Although exercise stress testing showed (A) significant ST changes on electrocardiogram (Left, at rest; Right, during exercise) and (B) positive single-photon emission computed tomography thallium-201 scintigram in the inferior left ventricle (Left, at rest; Right, 3 h after exercise), (C) coronary angiogram showed no significant stenotic lesions (Upper, right coronary artery; Lower, left coronary artery). (D) In the autopsied heart, amyloid fibrils stained with direct fast scarlet (DFS) were observed in the walls of the intramural small coronary arteries, particularly (E) in the myocardium (scale bar, 1 mm). Coronary amyloid deposition was more dominant in the (*E-2) subendocardium than in the (**E-1) subepicardium. (E-4) Some small arteries in the subendocardium were occluded with these deposits, which covered the elastic lamina (Elastin van Gieson staining), whereas (E-3) the subepicardial artery was spared, with an intact elastic lamina (E1–4 scale bars, 100 μm). (F-1,2) Massive amyloid deposition was seen in the myocardial interstitium besides intramural arterial wall (scale bars, 200 μm). (G) Immunohistochemical staining showed IgG λ-light-chain expression in the DFS-positive area (scale bar, 400 μm).

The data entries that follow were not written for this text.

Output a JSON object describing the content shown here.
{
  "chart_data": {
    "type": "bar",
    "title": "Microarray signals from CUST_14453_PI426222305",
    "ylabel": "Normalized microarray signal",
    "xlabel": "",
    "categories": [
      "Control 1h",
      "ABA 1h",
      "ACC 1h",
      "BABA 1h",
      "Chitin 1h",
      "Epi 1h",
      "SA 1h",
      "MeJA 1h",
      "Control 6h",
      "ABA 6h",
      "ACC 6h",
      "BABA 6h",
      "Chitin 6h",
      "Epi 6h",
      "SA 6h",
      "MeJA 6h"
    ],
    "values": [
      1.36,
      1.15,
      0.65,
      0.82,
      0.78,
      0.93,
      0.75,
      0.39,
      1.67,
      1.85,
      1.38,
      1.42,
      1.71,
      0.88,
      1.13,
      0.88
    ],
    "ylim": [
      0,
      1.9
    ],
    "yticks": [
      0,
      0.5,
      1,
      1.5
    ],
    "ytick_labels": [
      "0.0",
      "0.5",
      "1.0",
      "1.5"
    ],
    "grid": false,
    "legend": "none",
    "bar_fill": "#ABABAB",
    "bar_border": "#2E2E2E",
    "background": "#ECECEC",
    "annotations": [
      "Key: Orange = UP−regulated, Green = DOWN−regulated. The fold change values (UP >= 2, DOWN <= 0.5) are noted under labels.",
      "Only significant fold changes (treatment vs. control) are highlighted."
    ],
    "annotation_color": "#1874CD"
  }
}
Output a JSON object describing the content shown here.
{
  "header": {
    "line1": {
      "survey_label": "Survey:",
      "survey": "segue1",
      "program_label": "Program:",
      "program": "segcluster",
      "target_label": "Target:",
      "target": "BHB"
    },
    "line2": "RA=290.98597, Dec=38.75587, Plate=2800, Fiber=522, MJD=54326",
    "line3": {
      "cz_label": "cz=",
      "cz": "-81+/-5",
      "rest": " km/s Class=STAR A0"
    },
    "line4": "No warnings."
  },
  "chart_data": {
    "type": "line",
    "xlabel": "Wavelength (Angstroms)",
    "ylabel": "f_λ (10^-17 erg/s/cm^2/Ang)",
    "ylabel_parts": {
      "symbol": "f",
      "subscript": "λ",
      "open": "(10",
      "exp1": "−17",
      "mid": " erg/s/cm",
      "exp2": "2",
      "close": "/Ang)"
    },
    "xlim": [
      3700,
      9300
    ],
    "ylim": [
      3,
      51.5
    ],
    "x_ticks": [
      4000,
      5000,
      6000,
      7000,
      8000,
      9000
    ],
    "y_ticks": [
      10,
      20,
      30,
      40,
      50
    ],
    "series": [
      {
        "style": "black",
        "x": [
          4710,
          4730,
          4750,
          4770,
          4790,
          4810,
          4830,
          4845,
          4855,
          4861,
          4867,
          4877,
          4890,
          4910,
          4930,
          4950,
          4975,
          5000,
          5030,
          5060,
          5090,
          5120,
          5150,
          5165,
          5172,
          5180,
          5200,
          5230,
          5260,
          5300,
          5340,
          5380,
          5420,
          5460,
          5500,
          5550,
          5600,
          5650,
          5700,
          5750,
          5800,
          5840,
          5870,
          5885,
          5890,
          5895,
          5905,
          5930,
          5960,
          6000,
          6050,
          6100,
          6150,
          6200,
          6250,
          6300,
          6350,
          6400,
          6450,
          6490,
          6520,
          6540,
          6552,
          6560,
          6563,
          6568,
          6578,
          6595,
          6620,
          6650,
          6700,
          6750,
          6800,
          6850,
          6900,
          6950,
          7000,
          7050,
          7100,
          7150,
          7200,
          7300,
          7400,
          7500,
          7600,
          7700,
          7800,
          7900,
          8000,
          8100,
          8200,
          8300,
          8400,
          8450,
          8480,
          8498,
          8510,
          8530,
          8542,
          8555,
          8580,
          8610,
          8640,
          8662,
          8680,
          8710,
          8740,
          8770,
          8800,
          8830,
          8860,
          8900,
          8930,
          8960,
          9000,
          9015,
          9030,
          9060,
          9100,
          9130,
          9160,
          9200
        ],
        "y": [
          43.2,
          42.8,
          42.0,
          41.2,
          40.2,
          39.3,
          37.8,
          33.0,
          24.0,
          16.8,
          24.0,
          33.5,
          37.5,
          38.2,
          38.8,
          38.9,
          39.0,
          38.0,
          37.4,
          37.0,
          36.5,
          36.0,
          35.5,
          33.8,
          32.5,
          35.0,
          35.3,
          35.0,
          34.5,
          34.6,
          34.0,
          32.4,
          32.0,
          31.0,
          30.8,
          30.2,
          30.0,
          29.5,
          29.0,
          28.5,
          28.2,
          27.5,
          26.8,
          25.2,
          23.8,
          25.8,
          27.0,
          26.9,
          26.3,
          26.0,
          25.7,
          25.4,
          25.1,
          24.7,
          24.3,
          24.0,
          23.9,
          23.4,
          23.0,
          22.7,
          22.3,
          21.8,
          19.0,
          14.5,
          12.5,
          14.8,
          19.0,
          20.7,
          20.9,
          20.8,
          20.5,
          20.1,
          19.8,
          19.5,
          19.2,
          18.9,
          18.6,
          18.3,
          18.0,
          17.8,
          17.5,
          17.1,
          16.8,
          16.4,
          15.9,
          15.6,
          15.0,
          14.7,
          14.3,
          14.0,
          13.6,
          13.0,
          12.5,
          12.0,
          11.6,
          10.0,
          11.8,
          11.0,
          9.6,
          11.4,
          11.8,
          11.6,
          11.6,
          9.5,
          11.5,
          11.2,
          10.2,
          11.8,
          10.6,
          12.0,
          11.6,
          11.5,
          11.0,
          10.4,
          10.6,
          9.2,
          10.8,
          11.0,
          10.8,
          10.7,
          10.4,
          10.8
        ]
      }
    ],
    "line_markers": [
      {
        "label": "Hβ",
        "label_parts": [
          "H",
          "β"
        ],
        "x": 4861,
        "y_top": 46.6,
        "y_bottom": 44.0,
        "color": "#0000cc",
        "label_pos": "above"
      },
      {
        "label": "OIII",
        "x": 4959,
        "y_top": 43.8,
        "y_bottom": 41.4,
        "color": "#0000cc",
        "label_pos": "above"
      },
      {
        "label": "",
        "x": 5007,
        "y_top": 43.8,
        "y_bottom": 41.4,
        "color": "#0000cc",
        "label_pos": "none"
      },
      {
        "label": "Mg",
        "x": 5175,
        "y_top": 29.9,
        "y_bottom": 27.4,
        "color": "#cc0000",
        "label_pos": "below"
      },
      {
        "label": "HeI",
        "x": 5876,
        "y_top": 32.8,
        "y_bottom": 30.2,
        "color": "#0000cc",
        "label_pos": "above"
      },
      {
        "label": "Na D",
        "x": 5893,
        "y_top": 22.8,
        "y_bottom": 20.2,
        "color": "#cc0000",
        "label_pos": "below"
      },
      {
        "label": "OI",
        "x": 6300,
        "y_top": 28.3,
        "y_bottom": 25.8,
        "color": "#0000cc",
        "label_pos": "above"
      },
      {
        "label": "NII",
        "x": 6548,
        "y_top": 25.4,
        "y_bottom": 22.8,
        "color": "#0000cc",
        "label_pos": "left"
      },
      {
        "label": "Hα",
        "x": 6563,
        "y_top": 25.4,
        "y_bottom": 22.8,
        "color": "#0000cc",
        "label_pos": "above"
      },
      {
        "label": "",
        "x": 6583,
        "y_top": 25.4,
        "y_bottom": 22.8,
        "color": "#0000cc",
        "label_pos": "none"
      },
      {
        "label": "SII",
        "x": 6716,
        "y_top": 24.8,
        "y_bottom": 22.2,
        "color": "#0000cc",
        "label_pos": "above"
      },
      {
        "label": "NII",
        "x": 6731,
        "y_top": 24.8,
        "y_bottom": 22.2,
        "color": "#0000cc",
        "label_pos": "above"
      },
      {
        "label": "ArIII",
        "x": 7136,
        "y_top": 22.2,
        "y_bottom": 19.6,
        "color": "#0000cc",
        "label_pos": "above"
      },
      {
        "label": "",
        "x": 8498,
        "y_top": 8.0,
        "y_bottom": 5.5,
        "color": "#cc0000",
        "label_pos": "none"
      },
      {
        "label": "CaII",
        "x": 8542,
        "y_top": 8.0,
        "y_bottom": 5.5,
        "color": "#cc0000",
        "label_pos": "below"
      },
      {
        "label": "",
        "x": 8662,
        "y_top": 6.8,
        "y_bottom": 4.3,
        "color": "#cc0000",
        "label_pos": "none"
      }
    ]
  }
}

At autopsy (Figure D), dilation of both cardiac ventricles suggesting cardiac failure was observed macroscopically. Histopathology was characterized by AL and lambda-type amyloid fibril deposits predominantly in the intramural coronary arteries (Figure G) and partly in the myocardial interstitium (Figure F). Figure E shows the unequal distribution of amyloid deposition in the vascular walls: scant deposits in the subepicardial coronary arteries and deposit-filled cavities in the occluded subendocardial coronary arteries.1

Although heart failure due to hypertrophied and restrictive myocardium is the most common cardiac manifestation, angina symptoms may precede the onset of heart failure in some patients with primary amyloidosis.2 Clinicians must consider amyloidosis as a differential diagnosis when evaluating patients with angina pectoris with no angiographically apparent lesions.

Disclosures

The authors declare no conflict of interest.